Geely chairman Li Shufu has announced plans to increase Volvo production in China through a joint enterprise.

Volvo Car Corp and Zhejiang Geely Holding Group Co are hoping to win government approval for a joint venture to build vehicles in China. At a press conference in Hainan, Li Shufu, now chairman of both companies Geely acquired Volvo in 2010, announced his plans to increase sales of the Swedish car brand in China by stepping up local production. Volvo sold 40,873 locally produced and imported vehicles in China last year, up 35% from a year earlier.

The Volvo Concept You

The Volvo Concept You luxury sedan concept car Image: Volvo UK

Despite Volvo being Chinese-owned, it is still regarded as a foreign company, meaning it will face the same challenges and restrictions as other foreign automakers, primarily that of gaining government approval. The announcement comes shortly after the National Development and Reform Commission (NDRC) proposed cutting beneficial policies to foreign investors, such as reduced tariffs on imported plant equipment and preferential license applications, as it looks to curb excess production in the booming market.

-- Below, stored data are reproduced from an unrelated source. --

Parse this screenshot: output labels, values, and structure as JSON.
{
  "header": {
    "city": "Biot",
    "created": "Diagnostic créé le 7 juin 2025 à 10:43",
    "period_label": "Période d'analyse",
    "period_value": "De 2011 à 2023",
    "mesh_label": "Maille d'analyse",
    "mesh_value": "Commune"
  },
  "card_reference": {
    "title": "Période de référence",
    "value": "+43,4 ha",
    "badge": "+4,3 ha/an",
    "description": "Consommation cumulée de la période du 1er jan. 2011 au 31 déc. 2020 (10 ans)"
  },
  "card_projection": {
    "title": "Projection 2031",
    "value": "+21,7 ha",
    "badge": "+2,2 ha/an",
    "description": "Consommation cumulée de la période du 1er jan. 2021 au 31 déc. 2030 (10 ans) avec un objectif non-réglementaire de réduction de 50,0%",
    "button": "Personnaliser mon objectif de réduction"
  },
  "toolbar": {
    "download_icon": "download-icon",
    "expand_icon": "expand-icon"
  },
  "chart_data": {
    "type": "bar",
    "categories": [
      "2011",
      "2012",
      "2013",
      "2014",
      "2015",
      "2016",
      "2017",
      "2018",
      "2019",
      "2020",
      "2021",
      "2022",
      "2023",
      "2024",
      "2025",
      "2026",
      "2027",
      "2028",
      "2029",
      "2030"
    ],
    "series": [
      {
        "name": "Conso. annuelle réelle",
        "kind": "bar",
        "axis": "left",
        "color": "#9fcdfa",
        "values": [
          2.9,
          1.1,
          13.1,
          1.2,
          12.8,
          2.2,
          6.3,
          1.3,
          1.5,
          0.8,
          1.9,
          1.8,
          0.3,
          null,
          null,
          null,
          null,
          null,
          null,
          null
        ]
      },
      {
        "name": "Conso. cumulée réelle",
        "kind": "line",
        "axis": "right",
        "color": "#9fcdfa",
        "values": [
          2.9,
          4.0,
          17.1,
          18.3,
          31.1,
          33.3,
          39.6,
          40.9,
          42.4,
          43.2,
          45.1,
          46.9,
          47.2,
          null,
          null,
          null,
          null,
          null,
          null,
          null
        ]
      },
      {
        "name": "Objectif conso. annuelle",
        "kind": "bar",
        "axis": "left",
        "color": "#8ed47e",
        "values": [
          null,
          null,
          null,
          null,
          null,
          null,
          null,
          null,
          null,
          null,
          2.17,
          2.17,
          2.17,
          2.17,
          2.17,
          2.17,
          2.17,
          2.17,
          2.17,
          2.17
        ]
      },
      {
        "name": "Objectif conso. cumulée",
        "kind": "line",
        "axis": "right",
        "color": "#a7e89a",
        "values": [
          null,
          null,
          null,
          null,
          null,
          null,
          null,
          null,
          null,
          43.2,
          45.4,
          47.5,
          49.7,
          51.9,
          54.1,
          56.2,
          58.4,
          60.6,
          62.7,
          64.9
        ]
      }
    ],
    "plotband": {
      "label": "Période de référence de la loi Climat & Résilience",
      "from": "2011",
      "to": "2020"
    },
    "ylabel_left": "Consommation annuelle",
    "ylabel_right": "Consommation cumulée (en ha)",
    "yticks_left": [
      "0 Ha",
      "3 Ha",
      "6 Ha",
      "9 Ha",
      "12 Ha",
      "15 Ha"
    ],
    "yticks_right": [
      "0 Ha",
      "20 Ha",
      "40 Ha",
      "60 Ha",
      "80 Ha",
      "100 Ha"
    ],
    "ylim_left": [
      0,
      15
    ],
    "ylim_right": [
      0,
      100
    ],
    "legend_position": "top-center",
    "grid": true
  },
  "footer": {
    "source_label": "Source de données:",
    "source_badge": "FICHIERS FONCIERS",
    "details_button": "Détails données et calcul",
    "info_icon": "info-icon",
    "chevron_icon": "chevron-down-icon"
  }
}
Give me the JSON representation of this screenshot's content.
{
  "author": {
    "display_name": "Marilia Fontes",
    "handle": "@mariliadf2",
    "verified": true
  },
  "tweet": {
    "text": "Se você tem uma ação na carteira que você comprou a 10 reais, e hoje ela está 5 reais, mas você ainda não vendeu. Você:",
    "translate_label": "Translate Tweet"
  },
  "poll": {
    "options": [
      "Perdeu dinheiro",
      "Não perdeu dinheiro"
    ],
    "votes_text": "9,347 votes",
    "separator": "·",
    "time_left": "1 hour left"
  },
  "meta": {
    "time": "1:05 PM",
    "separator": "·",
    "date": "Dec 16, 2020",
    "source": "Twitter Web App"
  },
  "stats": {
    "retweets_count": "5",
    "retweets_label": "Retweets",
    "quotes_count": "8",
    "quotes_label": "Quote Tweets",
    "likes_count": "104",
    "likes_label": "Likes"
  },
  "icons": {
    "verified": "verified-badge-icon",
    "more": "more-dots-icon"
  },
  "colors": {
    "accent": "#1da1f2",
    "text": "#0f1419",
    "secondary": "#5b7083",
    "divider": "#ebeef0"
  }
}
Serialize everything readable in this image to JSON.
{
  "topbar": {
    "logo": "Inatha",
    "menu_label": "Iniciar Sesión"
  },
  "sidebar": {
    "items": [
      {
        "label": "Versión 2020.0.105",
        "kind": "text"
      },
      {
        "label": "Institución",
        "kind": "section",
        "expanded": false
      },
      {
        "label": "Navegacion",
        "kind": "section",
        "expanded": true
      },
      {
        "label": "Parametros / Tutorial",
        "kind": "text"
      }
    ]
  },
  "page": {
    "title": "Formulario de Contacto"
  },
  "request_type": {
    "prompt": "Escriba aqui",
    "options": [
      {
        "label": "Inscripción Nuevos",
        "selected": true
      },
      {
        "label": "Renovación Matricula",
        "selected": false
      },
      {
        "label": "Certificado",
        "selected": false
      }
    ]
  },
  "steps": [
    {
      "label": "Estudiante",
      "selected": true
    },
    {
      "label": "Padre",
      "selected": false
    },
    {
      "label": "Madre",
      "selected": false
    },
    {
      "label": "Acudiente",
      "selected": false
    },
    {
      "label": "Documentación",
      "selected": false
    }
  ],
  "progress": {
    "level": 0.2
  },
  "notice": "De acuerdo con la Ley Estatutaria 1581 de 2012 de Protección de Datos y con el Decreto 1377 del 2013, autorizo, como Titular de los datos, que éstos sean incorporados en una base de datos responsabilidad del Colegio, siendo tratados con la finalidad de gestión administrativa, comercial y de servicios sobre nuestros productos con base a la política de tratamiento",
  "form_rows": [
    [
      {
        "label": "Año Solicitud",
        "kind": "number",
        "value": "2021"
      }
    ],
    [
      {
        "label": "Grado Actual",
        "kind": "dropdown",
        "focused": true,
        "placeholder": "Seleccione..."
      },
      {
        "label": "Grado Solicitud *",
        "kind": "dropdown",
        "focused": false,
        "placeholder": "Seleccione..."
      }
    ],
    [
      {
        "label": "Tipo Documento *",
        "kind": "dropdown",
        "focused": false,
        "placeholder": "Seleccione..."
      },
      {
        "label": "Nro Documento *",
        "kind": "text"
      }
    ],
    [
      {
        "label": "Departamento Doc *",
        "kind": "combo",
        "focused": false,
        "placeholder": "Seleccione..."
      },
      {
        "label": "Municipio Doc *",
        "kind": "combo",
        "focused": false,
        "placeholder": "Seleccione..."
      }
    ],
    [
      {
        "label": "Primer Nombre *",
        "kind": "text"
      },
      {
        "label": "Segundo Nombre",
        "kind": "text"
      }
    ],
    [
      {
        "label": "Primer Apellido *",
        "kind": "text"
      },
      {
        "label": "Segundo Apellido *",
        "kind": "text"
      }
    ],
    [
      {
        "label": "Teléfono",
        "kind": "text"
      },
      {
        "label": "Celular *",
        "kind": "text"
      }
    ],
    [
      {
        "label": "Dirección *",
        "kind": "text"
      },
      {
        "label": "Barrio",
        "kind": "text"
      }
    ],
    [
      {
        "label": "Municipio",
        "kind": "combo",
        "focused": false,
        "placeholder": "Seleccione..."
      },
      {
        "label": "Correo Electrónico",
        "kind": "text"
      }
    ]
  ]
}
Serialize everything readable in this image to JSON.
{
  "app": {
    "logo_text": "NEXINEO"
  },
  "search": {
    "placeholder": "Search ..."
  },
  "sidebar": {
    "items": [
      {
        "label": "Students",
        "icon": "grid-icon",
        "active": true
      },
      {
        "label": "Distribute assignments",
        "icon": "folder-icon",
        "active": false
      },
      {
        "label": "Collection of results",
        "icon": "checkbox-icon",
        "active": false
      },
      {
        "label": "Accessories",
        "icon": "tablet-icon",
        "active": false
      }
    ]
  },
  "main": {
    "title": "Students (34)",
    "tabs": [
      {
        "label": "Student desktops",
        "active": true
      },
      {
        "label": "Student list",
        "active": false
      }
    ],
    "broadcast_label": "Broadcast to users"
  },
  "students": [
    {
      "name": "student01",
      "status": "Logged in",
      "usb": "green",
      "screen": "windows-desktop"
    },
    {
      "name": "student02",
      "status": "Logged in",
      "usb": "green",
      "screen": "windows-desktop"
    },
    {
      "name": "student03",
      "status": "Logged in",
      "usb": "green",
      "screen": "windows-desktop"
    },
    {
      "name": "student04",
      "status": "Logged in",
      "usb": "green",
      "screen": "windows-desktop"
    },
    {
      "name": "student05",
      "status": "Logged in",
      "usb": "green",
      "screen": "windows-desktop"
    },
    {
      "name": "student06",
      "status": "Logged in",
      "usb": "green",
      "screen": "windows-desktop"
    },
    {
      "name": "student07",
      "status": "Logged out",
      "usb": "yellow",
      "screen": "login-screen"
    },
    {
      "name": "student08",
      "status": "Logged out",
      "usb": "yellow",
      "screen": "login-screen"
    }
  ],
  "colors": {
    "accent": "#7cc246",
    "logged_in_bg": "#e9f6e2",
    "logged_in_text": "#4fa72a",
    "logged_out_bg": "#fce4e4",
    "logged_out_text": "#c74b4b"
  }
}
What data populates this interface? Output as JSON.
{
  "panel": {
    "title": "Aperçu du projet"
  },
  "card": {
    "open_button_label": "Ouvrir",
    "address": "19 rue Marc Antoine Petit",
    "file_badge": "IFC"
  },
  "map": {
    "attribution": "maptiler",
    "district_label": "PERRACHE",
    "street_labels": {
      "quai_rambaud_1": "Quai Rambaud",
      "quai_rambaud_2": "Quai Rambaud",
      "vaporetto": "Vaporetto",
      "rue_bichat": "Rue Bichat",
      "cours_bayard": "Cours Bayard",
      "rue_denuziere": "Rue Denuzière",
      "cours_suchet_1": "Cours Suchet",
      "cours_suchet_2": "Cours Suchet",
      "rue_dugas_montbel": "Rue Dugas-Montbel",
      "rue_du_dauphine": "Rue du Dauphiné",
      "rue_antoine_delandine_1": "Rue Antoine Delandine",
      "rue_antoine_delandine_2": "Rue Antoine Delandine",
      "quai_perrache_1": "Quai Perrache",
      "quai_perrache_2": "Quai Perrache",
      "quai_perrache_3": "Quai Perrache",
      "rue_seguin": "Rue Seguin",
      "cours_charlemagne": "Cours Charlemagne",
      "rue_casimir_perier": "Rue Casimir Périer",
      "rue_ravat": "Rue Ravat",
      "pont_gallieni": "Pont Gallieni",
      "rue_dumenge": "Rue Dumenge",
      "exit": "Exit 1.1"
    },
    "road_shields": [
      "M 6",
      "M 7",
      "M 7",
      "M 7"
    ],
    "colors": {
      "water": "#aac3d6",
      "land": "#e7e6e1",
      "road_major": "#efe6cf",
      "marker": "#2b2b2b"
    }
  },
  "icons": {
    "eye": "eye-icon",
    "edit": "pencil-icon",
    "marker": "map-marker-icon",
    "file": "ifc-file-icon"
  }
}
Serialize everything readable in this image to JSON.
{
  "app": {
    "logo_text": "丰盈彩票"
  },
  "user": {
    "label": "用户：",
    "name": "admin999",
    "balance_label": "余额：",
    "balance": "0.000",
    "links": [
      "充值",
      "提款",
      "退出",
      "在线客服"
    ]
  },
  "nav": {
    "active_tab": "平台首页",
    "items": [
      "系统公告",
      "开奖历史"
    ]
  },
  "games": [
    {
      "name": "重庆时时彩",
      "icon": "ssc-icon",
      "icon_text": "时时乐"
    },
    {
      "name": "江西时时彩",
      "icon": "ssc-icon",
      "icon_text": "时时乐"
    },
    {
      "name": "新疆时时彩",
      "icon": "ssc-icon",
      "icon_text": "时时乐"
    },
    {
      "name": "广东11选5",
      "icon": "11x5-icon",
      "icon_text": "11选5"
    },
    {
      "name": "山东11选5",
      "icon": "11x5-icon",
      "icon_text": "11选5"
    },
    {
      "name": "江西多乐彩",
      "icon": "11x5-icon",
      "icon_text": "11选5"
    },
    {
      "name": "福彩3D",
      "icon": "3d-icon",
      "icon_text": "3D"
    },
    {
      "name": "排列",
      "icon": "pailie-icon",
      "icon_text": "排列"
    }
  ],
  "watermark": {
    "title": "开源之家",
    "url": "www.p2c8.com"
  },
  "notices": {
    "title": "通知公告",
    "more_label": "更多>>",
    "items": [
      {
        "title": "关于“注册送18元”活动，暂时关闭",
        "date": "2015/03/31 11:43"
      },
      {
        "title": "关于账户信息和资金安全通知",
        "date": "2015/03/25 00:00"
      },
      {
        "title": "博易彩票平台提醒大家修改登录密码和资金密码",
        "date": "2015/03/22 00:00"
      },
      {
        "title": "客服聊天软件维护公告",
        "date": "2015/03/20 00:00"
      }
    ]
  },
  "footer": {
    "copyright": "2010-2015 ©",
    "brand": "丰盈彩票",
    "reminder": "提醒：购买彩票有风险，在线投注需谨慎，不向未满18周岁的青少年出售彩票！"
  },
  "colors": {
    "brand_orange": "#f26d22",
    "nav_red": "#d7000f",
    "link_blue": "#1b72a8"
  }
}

Industry commentator Yang Jian speculates Volvo's foreign status may in fact impede sales. As Li failed to convince the government to include Volvo in it's vehicle procurement program, applying for the joint venture licenses may become a costly and time consuming process. Furthermore, if Volvo, which is viewed as a luxury brand, becomes domestically mass-produced by Geely, it could risk tarnishing its luxury image and losing one of its main selling points.